L'appréhension fut balayée en quelques lignes. Thérèse m'a happée, elle m'a fait passer une quasi nuit blanche, quasi aussi fiévreuse qu'elle a vécu, sa lecture faisant bruisser la chambre du bruit des pins des Landes, la nuit était aussi obscure que son crime et son avenir. Empathie, quand tu nous tiens ...

Il faut dire que mon édition commence par une lettre d'amour de l'auteur à son personnage, aussi vibrante qu'il la crée perdante d'avance. Il ne rachètera pas Thérèse, il ne la sauvera pas, ni au nom de dieu, ni au nom du remords, ni au nom de la douleur. Thérèse est stérile de son histoire avortée, l'un de "ces coeurs enfouis et tout mêlés à un corps de boue"

L'histoire, tout le monde la connait, et moi aussi, je croyais la connaître. Une jeune femme d'une famille landaise honorable, attachée à ses pins, beaucoup de pins, se marie, plus ou moins sous la contrainte sociale, à un jeune homme qui possède les pins voisins. Elle n'est pas belle, elle a du charme, mais des idées un peu de travers que l'on pense redressables. Bernard est le gars qui passe à côté du volcan qui bout sous la croûte. Il aime la chasse, les traditions, la famille, l'église. Thérèse va tuer Bernard à petit feu car elle se consume d'autre chose, qu'elle ne sait nommer, mais que la passion de la sœur de Bernard, Anne, pour un jeune homme indigne d'un mariage cossu, va allumer en elle.

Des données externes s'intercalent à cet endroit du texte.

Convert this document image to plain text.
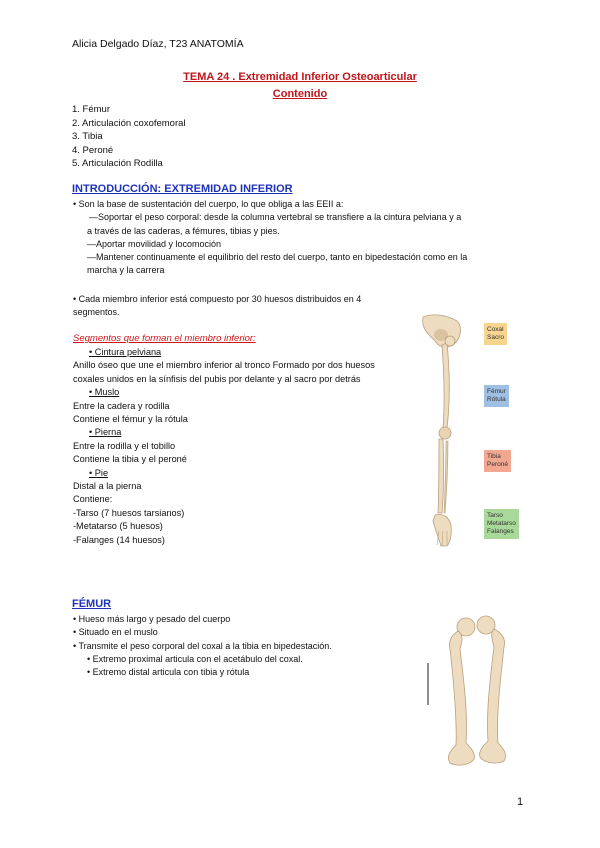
Alicia Delgado Díaz, T23 ANATOMÍA
TEMA 24 . Extremidad Inferior Osteoarticular
Contenido
1. Fémur
2. Articulación coxofemoral
3. Tibia
4. Peroné
5. Articulación Rodilla
INTRODUCCIÓN: EXTREMIDAD INFERIOR
• Son la base de sustentación del cuerpo, lo que obliga a las EEII a:
—Soportar el peso corporal: desde la columna vertebral se transfiere a la cintura pelviana y a
a través de las caderas, a fémures, tibias y pies.
—Aportar movilidad y locomoción
—Mantener continuamente el equilibrio del resto del cuerpo, tanto en bipedestación como en la
marcha y la carrera
• Cada miembro inferior está compuesto por 30 huesos distribuidos en 4
segmentos.
Segmentos que forman el miembro inferior:
• Cintura pelviana
Anillo óseo que une el miembro inferior al tronco Formado por dos huesos
coxales unidos en la sínfisis del pubis por delante y al sacro por detrás
• Muslo
Entre la cadera y rodilla
Contiene el fémur y la rótula
• Pierna
Entre la rodilla y el tobillo
Contiene la tibia y el peroné
• Pie
Distal a la pierna
Contiene:
-Tarso (7 huesos tarsianos)
-Metatarso (5 huesos)
-Falanges (14 huesos)
Coxal
Sacro
Fémur
Rótula
Tibia
Peroné
Tarso
Metatarso
Falanges
FÉMUR
• Hueso más largo y pesado del cuerpo
• Situado en el muslo
• Transmite el peso corporal del coxal a la tibia en bipedestación.
• Extremo proximal articula con el acetábulo del coxal.
• Extremo distal articula con tibia y rótula
1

Le crime est avéré, mais pour l'honneur des familles, Thérèse sera acquittée par la justice, mais pas par les siens. Sujet tabou, il la condamneront au bûcher à petit feu dans la grande maison des Landes avant de la libérer, seule, à Paris. Seul son auteur lui souhaite bonne chance.

Voilà. Thérèse est un magnifique personnage romanesque, féminin, de cette féminité cloitrée qui la pousse aussi bien à tuer, qu'à soigner celui qu'elle tue, à vouloir sa disparition aussi bien qu'il lui ouvre les bras. Thérèse rêve d'un impossible Bernard, à côté du vrai Bernard, qui lui, ne rêve pas, pas même d'une autre Thérèse. 

Ce que je n'avais pas relevé lors de ma première lecture, c'est l' importance de la frustration sexuelle dans le récit où l'escalade, par être non dite, n'en est pas moins tragique, dans ce corps à corps où Thérèse ne peut qu'avancer masquée : " Mimer le désir,la joie, la fatigue bienheureuse, cela n'est pas donné à tous. Thérèse dut plier son corps à ces feintes et elle y goûtait un plaisir amer. Ce monde inconnu de sensations où un homme la forçait de pénétrer, son imagination l'aidait à concevoir qu'il y aurait eu là, pour elle aussi peut être un bonheur possible." Et l'impossible Thérèse de rajouter : "Mais quel bonheur ?". Ce que n'aurait pas renié Emma Bovary.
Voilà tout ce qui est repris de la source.